The early drawing process gets very chaotic, with assorted water-based inks, stains, dyes and media forming the textures and layers of the drawing while simultaneously buckling and disturbing, sculpting the paper surface. The language that is applied to the surface sometimes becomes additional visual 'structure' for creating new regions of text or texture. I often use the shorthand "alchemical inks and earth pigments" as a material list, as the process of drawing, designing and working with the elemental media feels very related to alchemy as a method and metaphor— mixing lowly materials with recipe, intent, and indeed, a little magic, to produce something akin to gold. 

Through this work, I am articulating a question about the assumptions we make as a culture about the structures and hierarchies of the Universe. I seek to elevate the teachings and queries of thinkers such as James Lovelock, Robin Wall Kimmerer, Derrick Jensen (no relation), Donna Haraway and Bruno Latour, whose works all call into question the way in which we as human beings relate and coexist with beings of all other kinds. I consider my visual response to these philosophers, academics and activists to be a call for reverence and reconsideration of our surroundings— long believed to be inert backdrops to our theatre, but which in fact have agency and consciousness, even if they manifest very differently from human agency and sentience. This is, I believe, very necessary work to be making in our current moment, as we face many crisis-level challenges in relationship to our Earth and how Life continues on it, and within it.


This series of work continues fervently. I am in residence at the Vermont Studio Center this month, creating prints and drawings in the Gaia Illumination vein. Some of the works I complete here will feature into my upcoming solo exhibition at Fleisher Art Memorial, in Philadelphia, PA, as part of the 2019-2020 Wind Challenge exhibition series.

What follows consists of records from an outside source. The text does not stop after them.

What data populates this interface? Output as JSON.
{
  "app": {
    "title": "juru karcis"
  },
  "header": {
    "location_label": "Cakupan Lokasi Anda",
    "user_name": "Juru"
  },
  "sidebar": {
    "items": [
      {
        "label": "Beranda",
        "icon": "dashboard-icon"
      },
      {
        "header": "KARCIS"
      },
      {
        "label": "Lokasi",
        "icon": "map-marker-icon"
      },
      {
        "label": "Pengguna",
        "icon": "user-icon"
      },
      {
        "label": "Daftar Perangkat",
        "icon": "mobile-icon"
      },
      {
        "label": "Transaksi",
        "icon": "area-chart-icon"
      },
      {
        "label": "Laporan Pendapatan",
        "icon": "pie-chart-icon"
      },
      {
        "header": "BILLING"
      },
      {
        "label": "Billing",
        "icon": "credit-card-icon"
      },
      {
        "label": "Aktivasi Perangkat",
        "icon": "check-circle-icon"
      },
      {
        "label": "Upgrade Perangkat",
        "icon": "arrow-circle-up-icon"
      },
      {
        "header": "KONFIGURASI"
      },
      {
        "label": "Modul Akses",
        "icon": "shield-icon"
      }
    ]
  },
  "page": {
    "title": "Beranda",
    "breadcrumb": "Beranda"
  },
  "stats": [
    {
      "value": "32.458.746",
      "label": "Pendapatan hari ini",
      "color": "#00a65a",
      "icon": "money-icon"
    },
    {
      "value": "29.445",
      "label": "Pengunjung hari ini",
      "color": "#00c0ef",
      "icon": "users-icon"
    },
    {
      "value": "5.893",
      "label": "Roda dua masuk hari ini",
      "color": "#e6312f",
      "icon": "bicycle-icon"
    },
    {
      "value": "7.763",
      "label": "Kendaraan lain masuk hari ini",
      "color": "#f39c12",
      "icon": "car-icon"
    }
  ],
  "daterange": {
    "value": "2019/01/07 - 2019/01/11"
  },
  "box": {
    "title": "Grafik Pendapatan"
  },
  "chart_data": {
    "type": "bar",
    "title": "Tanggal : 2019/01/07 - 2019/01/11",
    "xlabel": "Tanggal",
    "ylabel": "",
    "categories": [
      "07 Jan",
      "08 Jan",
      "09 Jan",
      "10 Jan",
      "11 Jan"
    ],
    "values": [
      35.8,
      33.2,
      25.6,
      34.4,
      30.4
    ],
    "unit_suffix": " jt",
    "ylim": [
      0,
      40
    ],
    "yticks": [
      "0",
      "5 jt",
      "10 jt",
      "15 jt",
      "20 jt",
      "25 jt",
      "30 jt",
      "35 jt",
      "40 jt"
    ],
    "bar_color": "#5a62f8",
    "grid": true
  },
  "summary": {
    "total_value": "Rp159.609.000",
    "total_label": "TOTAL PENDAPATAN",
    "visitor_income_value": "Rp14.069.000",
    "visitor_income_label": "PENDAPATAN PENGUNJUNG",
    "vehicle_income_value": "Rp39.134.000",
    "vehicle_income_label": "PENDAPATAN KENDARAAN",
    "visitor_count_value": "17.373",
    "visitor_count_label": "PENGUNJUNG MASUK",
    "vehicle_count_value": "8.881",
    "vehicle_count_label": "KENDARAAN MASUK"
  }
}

The show is set to open on December 5, 2019.


Here is a work in progress at the Vermont Studio Center, I hope you can see its relationship to the above piece, as well as others listed in my Paintings & Drawings portfolio.

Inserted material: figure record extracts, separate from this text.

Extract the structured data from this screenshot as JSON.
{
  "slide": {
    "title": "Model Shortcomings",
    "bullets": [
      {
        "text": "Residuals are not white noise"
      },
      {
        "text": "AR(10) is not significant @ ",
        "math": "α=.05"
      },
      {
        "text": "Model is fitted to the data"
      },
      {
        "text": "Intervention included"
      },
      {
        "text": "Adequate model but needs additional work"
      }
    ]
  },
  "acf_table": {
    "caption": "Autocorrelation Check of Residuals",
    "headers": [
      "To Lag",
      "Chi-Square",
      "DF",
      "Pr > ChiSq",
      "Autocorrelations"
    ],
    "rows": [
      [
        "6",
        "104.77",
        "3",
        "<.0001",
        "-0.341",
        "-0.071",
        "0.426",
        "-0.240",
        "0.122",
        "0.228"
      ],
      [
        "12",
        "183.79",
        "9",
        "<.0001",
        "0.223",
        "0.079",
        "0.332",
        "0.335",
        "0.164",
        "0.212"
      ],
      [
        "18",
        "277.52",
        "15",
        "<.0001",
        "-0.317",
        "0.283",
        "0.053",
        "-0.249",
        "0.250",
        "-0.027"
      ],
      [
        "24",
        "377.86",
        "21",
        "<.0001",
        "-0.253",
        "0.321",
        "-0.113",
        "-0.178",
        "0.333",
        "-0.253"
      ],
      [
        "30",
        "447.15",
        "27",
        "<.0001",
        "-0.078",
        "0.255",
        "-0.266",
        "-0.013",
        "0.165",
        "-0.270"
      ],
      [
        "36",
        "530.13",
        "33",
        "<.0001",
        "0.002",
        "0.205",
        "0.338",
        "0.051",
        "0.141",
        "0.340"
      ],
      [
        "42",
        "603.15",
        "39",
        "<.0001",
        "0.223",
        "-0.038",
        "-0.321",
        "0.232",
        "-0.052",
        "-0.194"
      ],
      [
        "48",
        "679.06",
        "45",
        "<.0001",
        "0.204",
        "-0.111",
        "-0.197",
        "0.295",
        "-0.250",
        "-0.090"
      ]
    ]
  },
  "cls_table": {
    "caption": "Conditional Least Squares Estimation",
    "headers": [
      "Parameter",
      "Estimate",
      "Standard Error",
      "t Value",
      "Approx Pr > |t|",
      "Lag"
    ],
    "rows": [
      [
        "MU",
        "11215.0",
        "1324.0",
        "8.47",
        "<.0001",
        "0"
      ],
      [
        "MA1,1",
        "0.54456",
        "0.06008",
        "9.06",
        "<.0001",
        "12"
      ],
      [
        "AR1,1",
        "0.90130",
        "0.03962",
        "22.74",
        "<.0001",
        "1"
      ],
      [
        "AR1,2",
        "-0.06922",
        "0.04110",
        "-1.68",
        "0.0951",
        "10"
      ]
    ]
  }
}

Gaia Illumination Bibliography

For your reference, if your interest in the provenance of this work continues:


-Abrams, David. “The Spell of the Sensuous: Perception and Language in a More-than-Human World.” New York: Pantheon Books, 1996.

-de Waal, Frans. “Are We Smart Enough to Know How Smart Animals Are?” WW Norton & Co, 2017.

-Demos, TJ. "Against the Anthropocene." Sternberg Press, Berlin. 2017.

-Elkins, James."What Painting Is: How to think about oil painting using the language of alchemy.” Routledge, NYC & London. 1999. 

-Haraway, Donna. "Staying with the Trouble: Making Kin in the Cthulucene." Duke University Press, 2016.

-Kimmerer, Robin Wall. "Braiding Sweetgrass" Milkweed Editions, Minneapolis. 2014.

-Latour, Bruno. "Down to Earth: Politics in the New Climatic Regime." polity press, Cambridge, UK. 2017-18.

-Lovelock, James. “Gaia: A New Look at Life on Earth.” Oxford University Press, UK. 2016.

-Mowat, Farley. “A Whale for the Killing.” Douglas & McIntyre, 1991.

-Shlain, Leonard. "The Alphabet Versus the Goddess". Penguin Compass, NY. 1998.


*There are many other books, articles, and references, but I think this is an excellent and diverse primer list.